Die Pause nach der Schließung des öffentlichen Teils der Sitzung des Stadtrates der Einheitsgemeinde Gerbstedt war gut gewählt. Sie folgte direkt im Anschluss an die Einwohnerfragestunde. So musste Stadtratsvorsitzende Barbara Olze (CDU) die empörten Bürger und ihre Begleiter nicht noch hinauswerfen lassen oder riskieren, dass der nächste Tagesordnungspunkt mit einem Tumult beginnt. Tumult im beschaulichen Gerbstedt? In der Tat. Im Sitzungssaal des Rathauses hat es gestern Abend richtig gekracht.

Im Amtsblatt Nr. 8/16 der Stadt Gerbstedt war die „Öffentliche/Nichtöffentliche Sitzung des Stadtrates“ für Donnerstag, den 29.09.2016, 19 Uhr, im Ratssaal, Markt 1, angekündigt worden. Drei der insgesamt 27 Tagesordnungspunkte, die Punkte 16 bis 18, befassten sich mit dem Entwurf bzw. Beschluss und Satzungsbeschluss „des vorzeitigen vorhabenbezogenen Bebauungsplanes Freilandflächen-Photovoltaikanlage, Auf dem Dampf‘ der Stadt Gerbstedt, Ortschaft Siersleben“ (Ortsteil Thondorf). Diese drei Punkte wurden gleich zu Beginn der Veranstaltung auf Antrag des Bürgermeisters von der Tagesordnung gestrichen. Ein Thema blieben sie dennoch an diesem Abend, dafür sorgten allein schon die zahlreichen Besucher.

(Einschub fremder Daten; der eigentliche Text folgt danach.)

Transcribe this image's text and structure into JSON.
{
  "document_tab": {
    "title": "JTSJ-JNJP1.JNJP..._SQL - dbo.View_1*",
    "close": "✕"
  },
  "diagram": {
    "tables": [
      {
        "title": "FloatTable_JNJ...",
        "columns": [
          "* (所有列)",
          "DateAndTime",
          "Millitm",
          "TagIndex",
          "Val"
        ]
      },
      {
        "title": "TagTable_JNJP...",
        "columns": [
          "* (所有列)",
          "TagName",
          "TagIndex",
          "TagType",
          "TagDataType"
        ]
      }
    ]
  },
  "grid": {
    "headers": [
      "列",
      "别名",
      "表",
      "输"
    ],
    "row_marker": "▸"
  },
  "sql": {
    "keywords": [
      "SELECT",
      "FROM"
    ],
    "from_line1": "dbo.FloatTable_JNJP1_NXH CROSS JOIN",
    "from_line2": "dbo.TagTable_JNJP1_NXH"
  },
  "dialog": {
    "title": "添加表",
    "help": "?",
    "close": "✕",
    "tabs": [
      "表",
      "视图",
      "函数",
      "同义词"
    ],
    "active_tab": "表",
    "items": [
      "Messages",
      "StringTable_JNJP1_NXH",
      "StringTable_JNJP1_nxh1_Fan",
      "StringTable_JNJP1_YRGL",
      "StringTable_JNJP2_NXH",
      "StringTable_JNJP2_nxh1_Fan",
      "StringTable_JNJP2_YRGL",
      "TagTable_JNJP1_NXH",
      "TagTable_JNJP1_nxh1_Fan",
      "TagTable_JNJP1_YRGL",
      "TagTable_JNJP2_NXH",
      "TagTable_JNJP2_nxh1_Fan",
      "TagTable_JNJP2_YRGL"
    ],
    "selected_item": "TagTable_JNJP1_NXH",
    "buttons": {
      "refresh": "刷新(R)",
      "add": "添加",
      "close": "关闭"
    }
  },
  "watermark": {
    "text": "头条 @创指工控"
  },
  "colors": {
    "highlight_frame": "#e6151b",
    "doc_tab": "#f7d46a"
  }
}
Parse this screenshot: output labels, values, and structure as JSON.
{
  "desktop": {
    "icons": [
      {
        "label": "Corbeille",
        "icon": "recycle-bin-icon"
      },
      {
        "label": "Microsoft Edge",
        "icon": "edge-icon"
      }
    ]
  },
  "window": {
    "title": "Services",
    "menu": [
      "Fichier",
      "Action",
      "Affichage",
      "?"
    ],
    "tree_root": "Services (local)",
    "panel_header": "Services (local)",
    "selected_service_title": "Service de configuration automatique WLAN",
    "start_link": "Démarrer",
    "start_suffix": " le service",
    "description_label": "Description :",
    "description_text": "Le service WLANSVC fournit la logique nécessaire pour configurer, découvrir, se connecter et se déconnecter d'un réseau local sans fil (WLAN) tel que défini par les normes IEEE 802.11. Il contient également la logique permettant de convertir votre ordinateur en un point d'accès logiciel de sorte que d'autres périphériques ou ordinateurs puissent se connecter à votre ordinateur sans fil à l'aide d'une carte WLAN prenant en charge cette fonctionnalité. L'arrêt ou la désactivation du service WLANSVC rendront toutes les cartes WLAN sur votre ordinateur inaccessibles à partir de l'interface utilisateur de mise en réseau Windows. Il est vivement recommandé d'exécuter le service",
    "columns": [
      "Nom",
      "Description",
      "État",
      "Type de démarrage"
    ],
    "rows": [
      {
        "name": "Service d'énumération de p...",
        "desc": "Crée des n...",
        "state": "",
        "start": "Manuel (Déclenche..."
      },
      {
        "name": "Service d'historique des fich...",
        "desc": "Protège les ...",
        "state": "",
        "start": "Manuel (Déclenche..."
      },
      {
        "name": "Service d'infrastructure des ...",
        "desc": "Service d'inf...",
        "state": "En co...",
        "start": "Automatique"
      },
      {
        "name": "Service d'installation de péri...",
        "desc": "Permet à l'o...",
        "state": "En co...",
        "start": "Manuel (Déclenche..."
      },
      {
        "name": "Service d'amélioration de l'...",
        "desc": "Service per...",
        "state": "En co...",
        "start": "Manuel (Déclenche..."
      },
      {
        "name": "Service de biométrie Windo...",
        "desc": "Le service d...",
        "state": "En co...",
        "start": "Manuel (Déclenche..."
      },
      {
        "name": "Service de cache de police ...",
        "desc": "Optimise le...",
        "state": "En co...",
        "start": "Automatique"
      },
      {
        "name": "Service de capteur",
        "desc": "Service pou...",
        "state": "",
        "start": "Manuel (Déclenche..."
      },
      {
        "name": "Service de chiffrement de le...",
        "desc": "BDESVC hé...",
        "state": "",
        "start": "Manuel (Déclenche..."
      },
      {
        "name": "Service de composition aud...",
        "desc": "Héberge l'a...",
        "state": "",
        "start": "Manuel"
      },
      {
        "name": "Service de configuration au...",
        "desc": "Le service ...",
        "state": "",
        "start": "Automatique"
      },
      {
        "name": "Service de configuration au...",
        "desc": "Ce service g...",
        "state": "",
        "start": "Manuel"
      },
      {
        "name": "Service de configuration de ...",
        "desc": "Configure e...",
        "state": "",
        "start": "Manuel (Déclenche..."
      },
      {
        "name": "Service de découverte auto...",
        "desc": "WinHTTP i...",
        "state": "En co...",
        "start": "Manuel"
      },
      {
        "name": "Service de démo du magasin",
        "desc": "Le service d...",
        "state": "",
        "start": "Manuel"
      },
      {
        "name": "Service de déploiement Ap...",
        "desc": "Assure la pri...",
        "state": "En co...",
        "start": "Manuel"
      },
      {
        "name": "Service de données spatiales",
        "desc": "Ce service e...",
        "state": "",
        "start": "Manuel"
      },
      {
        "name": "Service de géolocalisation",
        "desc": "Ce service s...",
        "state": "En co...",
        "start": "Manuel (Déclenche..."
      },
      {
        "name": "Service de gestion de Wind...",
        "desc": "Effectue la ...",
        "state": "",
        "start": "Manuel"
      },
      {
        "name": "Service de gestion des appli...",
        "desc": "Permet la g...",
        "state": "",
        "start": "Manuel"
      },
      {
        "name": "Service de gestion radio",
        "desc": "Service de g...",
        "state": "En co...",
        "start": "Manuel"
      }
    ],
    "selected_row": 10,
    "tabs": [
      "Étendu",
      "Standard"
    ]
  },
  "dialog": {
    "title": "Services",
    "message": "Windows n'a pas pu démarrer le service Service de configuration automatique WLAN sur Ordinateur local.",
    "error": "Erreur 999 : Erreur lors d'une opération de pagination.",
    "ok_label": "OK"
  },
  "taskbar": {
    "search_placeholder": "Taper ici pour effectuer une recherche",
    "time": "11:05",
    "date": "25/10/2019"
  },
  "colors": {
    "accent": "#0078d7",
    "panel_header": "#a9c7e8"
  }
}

Was hinter dem etwas sperrigen Titel des „vorzeitigen vorhabenbezogenen Bebauungssplanes“ steckt, versuchten vor der Ratssitzung und vor dem Rathaus knapp 30 Mitglieder der Bürgerinitiative Thondorf und der unterstützenden Regionalgruppe „Pro Baum“, Hettstedt, den Interessierten zu erklären: Die Stadt Gerbstedt beabsichtigt, das Gebiet „Auf dem Dampf“ bei Thondorf (großteils die Flächen einer renaturierten Hausmülldeponie) einem Investor zur Errichtung einer großflächigen Photovoltaikanlage zu überlassen. Dies aber wollen die meisten Menschen in Thondorf nicht. Kerstin Schneider beispielsweise erklärte den Stadträten: „Wir haben 700 Meter in jeder Richtung nur Acker, und elf Kilometer weit sieht man außer Windräder nicht einen Baum. Nur, Auf dem Dampf‘ steht ein Wäldchen, das in 20 Jahren gewachsen ist.“ Und genau dieses müsste weichen, wenn die Photovoltaikanlage käme, befürchten die Thondorfer.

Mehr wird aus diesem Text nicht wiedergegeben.